My wife and I are in a fight so I just looked her right in the eyes and folded a towel in fourths.
If I were a doctor, I’d invent a bacon-ometer to tell patients how much more bacon they needed to consume to be healthy and, frankly, sexy.
Be the reason why your local woods are haunted.
Apparently, if you stop to help an armored truck broke down on the side road, they’ll mace and taser you. In that order.
Me: What kind of tools do I need to make a cake?
Him: The fact that you’re calling ingredients tools means u shouldnt be in charge of this.
The five years of life you gain by eating healthy are spent preparing healthy food.
“Let’s see what you’re made of!” he says on approach, knife in hand.

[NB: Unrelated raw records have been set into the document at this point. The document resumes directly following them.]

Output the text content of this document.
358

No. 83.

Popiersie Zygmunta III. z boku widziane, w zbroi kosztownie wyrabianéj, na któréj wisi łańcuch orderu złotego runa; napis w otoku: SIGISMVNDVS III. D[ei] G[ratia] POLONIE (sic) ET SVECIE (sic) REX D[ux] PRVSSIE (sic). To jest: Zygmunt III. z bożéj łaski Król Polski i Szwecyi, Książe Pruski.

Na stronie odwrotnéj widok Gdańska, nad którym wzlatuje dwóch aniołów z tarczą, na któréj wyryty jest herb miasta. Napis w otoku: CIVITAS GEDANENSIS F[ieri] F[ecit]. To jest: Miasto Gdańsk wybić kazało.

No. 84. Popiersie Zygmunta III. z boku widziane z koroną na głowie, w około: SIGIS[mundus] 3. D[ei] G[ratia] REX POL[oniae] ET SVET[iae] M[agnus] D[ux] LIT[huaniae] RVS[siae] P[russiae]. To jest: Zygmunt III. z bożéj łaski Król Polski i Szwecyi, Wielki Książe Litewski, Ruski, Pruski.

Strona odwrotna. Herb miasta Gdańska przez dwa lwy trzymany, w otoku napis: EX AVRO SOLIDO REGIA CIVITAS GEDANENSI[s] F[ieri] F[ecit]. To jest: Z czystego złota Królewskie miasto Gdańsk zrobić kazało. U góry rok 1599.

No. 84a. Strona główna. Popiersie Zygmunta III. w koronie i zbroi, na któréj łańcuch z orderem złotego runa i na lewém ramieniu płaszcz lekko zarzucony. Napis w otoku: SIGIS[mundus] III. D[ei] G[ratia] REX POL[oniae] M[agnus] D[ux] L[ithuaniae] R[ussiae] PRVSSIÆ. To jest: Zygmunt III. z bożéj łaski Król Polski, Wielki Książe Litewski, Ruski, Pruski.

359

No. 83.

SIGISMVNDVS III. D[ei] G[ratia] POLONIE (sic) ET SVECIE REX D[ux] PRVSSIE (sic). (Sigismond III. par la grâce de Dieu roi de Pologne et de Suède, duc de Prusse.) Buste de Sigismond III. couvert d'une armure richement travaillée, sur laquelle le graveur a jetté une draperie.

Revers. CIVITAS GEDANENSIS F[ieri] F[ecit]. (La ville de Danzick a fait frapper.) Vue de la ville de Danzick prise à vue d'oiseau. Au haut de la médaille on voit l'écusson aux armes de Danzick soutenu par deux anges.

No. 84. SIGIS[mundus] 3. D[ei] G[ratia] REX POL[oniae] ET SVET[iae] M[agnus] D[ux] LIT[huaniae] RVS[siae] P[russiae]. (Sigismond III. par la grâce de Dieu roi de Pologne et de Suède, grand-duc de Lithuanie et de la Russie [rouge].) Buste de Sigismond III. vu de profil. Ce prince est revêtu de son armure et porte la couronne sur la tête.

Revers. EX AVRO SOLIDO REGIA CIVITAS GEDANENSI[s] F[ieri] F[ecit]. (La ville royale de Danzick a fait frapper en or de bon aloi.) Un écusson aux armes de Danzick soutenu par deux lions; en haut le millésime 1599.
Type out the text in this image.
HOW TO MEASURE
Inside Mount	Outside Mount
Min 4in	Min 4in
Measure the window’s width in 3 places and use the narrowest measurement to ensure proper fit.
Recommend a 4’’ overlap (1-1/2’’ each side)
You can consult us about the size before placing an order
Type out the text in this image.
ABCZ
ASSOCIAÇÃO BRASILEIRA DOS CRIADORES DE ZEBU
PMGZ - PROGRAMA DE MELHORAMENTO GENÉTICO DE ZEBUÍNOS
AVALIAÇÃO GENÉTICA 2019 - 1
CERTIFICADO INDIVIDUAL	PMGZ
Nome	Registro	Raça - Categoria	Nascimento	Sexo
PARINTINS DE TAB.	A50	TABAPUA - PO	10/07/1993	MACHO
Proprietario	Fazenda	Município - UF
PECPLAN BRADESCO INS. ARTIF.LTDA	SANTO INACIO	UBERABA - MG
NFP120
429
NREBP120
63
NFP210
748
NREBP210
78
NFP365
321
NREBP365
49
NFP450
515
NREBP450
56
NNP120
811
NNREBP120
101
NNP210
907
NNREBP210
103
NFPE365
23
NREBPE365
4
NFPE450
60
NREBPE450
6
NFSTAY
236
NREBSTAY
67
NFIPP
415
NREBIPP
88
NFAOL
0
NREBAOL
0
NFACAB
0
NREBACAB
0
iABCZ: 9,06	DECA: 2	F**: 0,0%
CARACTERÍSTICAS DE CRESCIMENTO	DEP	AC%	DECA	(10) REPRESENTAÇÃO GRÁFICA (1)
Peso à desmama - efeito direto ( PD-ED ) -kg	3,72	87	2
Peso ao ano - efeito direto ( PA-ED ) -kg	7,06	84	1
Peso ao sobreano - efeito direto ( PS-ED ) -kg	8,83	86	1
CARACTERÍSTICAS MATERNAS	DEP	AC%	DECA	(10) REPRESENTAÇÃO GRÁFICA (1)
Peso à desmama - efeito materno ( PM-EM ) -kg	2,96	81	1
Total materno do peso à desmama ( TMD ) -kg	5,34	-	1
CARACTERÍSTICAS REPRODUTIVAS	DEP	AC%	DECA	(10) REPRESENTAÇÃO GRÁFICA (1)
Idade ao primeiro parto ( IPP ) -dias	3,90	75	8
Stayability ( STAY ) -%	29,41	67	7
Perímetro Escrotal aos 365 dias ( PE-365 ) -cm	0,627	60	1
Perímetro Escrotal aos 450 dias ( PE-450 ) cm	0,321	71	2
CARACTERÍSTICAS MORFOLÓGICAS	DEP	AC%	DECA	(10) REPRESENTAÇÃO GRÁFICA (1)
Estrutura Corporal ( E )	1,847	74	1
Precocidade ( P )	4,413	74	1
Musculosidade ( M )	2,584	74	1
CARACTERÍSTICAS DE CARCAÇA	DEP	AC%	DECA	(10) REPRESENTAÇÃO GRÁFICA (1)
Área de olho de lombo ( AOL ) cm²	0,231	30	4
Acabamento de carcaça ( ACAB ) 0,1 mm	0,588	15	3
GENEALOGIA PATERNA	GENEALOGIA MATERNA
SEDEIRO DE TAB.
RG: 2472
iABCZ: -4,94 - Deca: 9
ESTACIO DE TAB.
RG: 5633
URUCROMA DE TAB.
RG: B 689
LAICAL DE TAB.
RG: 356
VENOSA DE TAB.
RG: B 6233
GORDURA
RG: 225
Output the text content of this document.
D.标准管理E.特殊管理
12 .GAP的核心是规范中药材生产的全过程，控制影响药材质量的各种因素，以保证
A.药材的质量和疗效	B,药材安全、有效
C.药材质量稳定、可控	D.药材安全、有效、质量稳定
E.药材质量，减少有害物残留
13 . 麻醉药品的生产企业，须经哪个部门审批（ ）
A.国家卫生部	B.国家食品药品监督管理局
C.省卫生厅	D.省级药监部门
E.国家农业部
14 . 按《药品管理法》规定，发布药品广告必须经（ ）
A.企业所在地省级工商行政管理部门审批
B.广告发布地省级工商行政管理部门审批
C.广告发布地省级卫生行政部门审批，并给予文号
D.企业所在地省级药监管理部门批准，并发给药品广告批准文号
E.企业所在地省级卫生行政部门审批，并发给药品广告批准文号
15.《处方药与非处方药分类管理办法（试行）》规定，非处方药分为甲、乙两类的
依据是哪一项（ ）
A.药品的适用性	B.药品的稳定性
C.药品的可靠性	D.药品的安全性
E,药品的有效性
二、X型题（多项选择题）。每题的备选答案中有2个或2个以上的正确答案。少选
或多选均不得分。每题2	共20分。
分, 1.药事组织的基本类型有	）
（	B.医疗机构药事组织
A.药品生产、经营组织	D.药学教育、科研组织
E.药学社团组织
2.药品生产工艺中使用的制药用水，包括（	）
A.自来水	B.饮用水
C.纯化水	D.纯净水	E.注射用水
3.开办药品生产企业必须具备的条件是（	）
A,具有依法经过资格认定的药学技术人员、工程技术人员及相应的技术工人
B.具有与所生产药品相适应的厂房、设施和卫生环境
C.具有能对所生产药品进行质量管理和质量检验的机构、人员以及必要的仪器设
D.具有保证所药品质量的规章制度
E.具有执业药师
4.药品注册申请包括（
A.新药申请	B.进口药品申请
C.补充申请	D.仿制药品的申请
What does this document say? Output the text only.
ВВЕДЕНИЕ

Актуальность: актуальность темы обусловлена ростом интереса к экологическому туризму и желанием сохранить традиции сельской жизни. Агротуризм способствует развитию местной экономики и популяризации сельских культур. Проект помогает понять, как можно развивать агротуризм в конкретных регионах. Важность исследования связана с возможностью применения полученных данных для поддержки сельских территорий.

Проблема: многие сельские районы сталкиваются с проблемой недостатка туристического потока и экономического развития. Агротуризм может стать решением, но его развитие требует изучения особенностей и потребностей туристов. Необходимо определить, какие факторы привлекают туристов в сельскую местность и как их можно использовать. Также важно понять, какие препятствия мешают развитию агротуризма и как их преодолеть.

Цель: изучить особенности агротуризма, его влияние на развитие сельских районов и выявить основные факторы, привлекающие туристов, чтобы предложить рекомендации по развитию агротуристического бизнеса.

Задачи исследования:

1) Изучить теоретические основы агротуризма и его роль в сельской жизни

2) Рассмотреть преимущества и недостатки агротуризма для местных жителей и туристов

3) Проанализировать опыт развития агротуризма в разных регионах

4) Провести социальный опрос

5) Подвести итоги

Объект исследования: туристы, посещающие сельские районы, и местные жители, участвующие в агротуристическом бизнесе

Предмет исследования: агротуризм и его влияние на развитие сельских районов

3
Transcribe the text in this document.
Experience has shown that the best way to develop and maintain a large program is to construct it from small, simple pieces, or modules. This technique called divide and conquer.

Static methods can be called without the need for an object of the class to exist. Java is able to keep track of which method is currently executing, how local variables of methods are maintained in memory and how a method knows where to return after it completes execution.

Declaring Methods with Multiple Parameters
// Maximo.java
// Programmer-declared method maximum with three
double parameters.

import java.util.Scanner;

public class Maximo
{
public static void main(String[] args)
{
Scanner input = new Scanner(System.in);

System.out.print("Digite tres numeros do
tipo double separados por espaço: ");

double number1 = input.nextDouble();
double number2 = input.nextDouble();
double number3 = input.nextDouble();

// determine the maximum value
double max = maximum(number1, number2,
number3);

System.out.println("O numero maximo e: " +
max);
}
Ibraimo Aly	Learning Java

“Good.” I mutter. “Another adversary who paid no attention in Biology.”
Every year my wife buys me Christmas gifts I didn’t ask for. Why would I need this many books about foreplay?
A man has been jailed for forging banknotes.
He also got a big fine which he immediately paid in crisp $9 notes.
[last night]
*gets drunk*
*can’t remember if I fed the dog*
*ends up feeding her 5 times*[tonight]
*comes home*
dog *hands me a beer*
Officer: Do you know how fast you were going?
Me: *checks Fitbit*
[millipede preschool]
head, shoulders, knees and toes, knees and toes, knees and toes, knees and toes, knees and toes, knees and toes…
[The year was 2050]
“Grandpa why are you sitting outside”
“There was a time when this was illegal you know”
Him: What’s your baby’s name?
Her: Angel of Death
Him: err..
Her: ..it’s from the Bible.
When humorists pole-dance it’s called a comic strip.
before meds: i hate everything
after meds: *with enthusiasm* i hate everything
Had a customer accuse me of working at home (I work in a quiet office), said she could hear my wife and kids in the background. I don’t know if she’s delusional or if I should get out immediately.
COP: are you armed
ME: yes
COP: your “love gun” doesn’t count
ME [sadly]: then no
Sure a sense of humor is important but marry you somebody who knows plumbing bc that’s forever.
Girl: Saying hot is disrespectful. You should say ‘beautiful’ instead.
Me: Ok.
Me: Can you please pass the beautiful sauce?